Developments like the A.I. Verify framework and toolkit make it that much easier for organizations to prioritize fairness, transparency, and privacy in AI. While only available as a minimum viable product for now, it’s a promising step towards more accessible tools for minimizing potential negative consequences of AI.
While most AI-ready leaders today understand the importance of designing trustworthy AI, many require support when it comes to evaluating a solution and communicating the changes that need to be made. The comprehensive reports generated by A.I. Verify (or any trusted third-party) can ultimately lead to improved transparency and communication among key stakeholders.

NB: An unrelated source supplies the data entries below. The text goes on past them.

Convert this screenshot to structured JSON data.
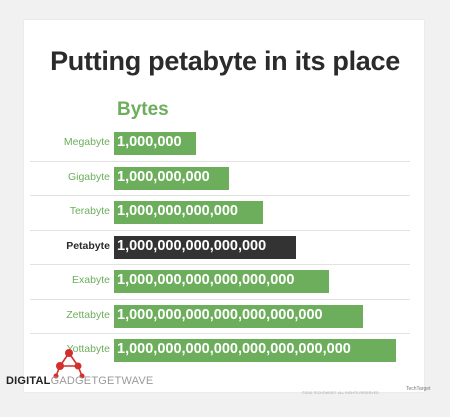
{
  "chart_data": {
    "type": "bar",
    "title": "Putting petabyte in its place",
    "column_header": "Bytes",
    "categories": [
      "Megabyte",
      "Gigabyte",
      "Terabyte",
      "Petabyte",
      "Exabyte",
      "Zettabyte",
      "Yottabyte"
    ],
    "value_labels": [
      "1,000,000",
      "1,000,000,000",
      "1,000,000,000,000",
      "1,000,000,000,000,000",
      "1,000,000,000,000,000,000",
      "1,000,000,000,000,000,000,000",
      "1,000,000,000,000,000,000,000,000"
    ],
    "values_log10": [
      6,
      9,
      12,
      15,
      18,
      21,
      24
    ],
    "highlighted": "Petabyte",
    "colors": {
      "bar": "#6cae5b",
      "highlight": "#333333",
      "label": "#6cae5b"
    }
  },
  "footer": {
    "brand_part1": "DIGITAL",
    "brand_part2": "GADGETGETWAVE",
    "copyright": "©2015 TECHTARGET. ALL RIGHTS RESERVED",
    "publisher": "TechTarget",
    "logo_icon": "molecule-logo-icon"
  }
}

What is the difference between "real" and "synthetic" data, and is one more trustworthy than another?
When we begin the discovery process, one of our first steps is identifying a dataset that we can use to train and prototype our models. Ideally, this data should be:
Representative of the eventual production data.
Rich enough to provide features to model with.
Sufficiently large to enable training of ML models.
Ideally, we have "real" data that matches these criteria. However this often isn't the case; either the real data is too small to train with, or perhaps the use case is so unique that no appropriate datasets exist. In this case, we turn to our backup plan: synthetic data.
Synthetic data looks just like real data, only it's been artificially generated. These datasets are created to have the same characteristics we expect to see in production, and allow us to train and evaluate models long before production data begins rolling in.
High quality synthetic data can then be almost indistinguishable from real data, while enabling early analysis that might otherwise be impossible. Meanwhile, "real" data still has pitfalls; if user patterns change before a model is deployed, even real data can fall flat.
At the end of the day, there's good and bad "real" data, just as there is good and bad "synthetic" data. So whether you have it, find it, or make it, as long as it's representative and reasonably large, your models should train happily on either type.